This article presents a simple version of Integrated Sensing and Processing (ISP) for statistical pattern recognition wherein the sensor measureIllents to be taken are adaptively selected based on task-specific metries. Thus the measurement space in which the pattern recognition task is ultimately addressed integrates adaptive sensor technology with the specific task for which the sensor is employed. This end-to-end optimization of sensor/ processor/exploitation subsystems is a theme of the DARPA Defense Sciences Office Applied and Computational Mathematics Program's ISP program.
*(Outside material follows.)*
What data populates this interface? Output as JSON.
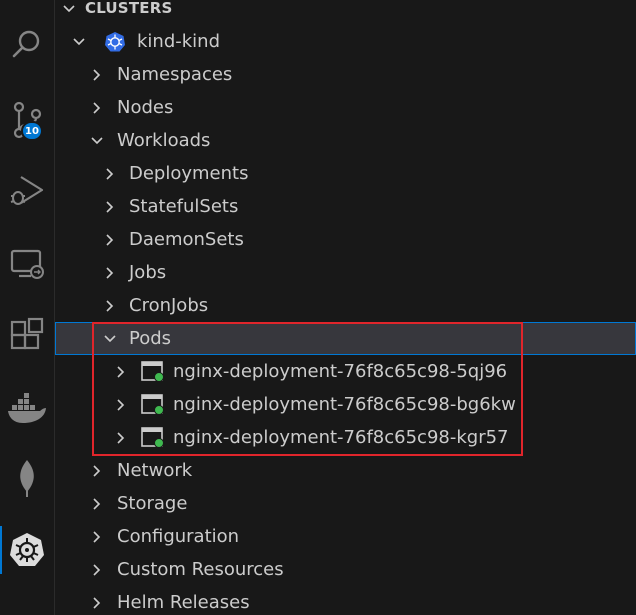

We illustrate the idea with a pedagogical example and application to the HyMap hyperspectral sensor and the Tufts University “artificial nose” chemical sensor.

1. Introduction

An important activity, common to many fields of endeavor, is the act of refining high order information (detections of events, classification of objects, identification of activities, etc.) from large volumes of diverse data which is increasingly available through modern means of measurement, communication, and processing. This exploitation function winnows the available data concerning an object or situation in order to extract useful and actionable information, quite often through the application of techniques from statistical pattern recognition to the data. This may involve activities like detection, identification, and classification which are applied to the raw measured data, or possibly to partially processed information derived from it.

When new data are sought in order to obtain information about a specific situation, it is now increasingly common to have many different measurement degrees of freedom potentially available for the task.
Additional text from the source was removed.